Poetry in The Romantic Age—
The first three decades of the 19th century are known as the Romantic Age in English literature. Especially in poetry it symbolized a reaction, or rather a revolt, against the principles governing the Neo-classical poetry of the previous century. It was inspired partly by the spirit of the French Revolution and partly by the German philosophy of the age. It is one of the most glorious periods in English poetry. Both in output and in quality it excels any other period accept the Elizabethan Age. Many labels have used to describe this complex period of English poetry. Sometimes it is called the “Romantic Revival” Sometimes the “Romantic Revolt.” In reality it is both a revival and a revolt. It is a revival of the romantic spirit, or a second flowering of the same, the first being represented by the Elizabethan age. The great of the age glorified Shakespeare, Spenser and Milton and they tried to recapture the spirit of medieval romances through ballads. “The Lyrical Ballads” published in 1798 jointly by Wordsworth and Coleridge became a kind of manifesto of the Romantic poetry. The main characteristics of the poetry of the age may be summed up as follows-
- It was the poetry of man as an individual, as opposed to man as a social being which was the case with much of the poetry of the previous age. The poetry of this age is highly individualistic in nature.

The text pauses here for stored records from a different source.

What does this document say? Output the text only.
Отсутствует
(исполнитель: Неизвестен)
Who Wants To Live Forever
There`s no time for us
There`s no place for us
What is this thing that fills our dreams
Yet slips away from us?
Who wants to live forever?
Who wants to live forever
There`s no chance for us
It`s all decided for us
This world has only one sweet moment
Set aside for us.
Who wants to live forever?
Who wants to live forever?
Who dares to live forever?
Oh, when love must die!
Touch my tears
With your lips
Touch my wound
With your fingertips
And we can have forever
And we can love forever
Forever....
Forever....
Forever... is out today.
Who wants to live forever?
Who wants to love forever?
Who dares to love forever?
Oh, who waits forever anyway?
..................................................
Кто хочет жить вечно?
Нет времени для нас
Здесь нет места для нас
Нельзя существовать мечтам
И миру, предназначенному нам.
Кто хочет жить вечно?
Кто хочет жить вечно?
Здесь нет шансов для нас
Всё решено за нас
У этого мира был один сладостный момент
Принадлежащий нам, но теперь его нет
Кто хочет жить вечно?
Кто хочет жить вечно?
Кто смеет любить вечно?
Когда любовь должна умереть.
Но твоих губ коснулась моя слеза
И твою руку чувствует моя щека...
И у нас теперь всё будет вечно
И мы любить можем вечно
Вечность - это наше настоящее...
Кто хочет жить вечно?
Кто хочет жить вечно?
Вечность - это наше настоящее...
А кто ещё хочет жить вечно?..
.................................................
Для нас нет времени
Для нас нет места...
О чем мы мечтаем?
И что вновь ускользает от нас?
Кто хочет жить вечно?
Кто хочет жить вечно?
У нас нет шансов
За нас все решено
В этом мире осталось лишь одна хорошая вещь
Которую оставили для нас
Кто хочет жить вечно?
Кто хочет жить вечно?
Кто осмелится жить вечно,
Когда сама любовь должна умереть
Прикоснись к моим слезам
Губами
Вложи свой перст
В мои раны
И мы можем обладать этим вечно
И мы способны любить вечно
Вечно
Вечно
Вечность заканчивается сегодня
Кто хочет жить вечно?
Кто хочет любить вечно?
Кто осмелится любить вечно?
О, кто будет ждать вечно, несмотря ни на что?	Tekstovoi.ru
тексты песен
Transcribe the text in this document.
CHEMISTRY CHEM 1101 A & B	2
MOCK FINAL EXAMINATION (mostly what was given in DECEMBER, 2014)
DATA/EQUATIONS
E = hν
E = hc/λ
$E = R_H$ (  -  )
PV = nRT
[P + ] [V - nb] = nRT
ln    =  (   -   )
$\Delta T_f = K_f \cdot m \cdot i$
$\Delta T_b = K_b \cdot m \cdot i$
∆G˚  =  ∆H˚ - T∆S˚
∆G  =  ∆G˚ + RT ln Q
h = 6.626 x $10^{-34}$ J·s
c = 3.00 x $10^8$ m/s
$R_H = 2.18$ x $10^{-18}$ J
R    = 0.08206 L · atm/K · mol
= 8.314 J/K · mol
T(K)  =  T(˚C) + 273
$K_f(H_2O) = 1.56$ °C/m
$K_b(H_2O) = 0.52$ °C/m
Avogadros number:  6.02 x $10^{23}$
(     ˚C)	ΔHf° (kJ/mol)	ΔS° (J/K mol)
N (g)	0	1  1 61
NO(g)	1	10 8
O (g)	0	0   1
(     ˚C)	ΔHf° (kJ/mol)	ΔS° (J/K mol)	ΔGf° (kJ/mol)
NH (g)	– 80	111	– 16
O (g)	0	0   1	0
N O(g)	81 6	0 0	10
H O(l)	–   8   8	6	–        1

- The Romantic poets had looked directly at nature and they had observed it closely. Nature in their hands became alive and inspiring. Each of the great Romantics had his won vision of nature. Unlike the bookish, wooden “nature” of the neo-classical, it was “Nature” for the Romantics, a living moral force closely linked with the life of man.
- In the words of C. H. Harford, “It was an extraordinary development of imaginative sensibility.”
- Poetry for these poets provided a means of escape from the pressure of the ordinary routine of life.
- It was a romantic reconstruction of the spirit of the past, an attempt to create a sense of wonder in everything, even in the most familiar objects.
- Nearly all the Romantic poets were inspired by a sense of mystery regarding the nature of human life in this universe.
- The lyric poetry reached new heights of perfection in the hands of the great Romantics. It was an age of experiment and new forms in lyrical poetry flourished freely. All the Romantics enjoyed a high lyrical gift. But their attempts to write long narrative or descriptive poems generally proved to be a failure more or less. There are only a few significant exceptions.
- The “heroic couplet” no longer remained the only good medium of poetic expression. Many old stanza forms were again brought back and handled with great skill by the Romantic poets. Moreover, they created and invented verse forms of their own to suit the demands of their genius.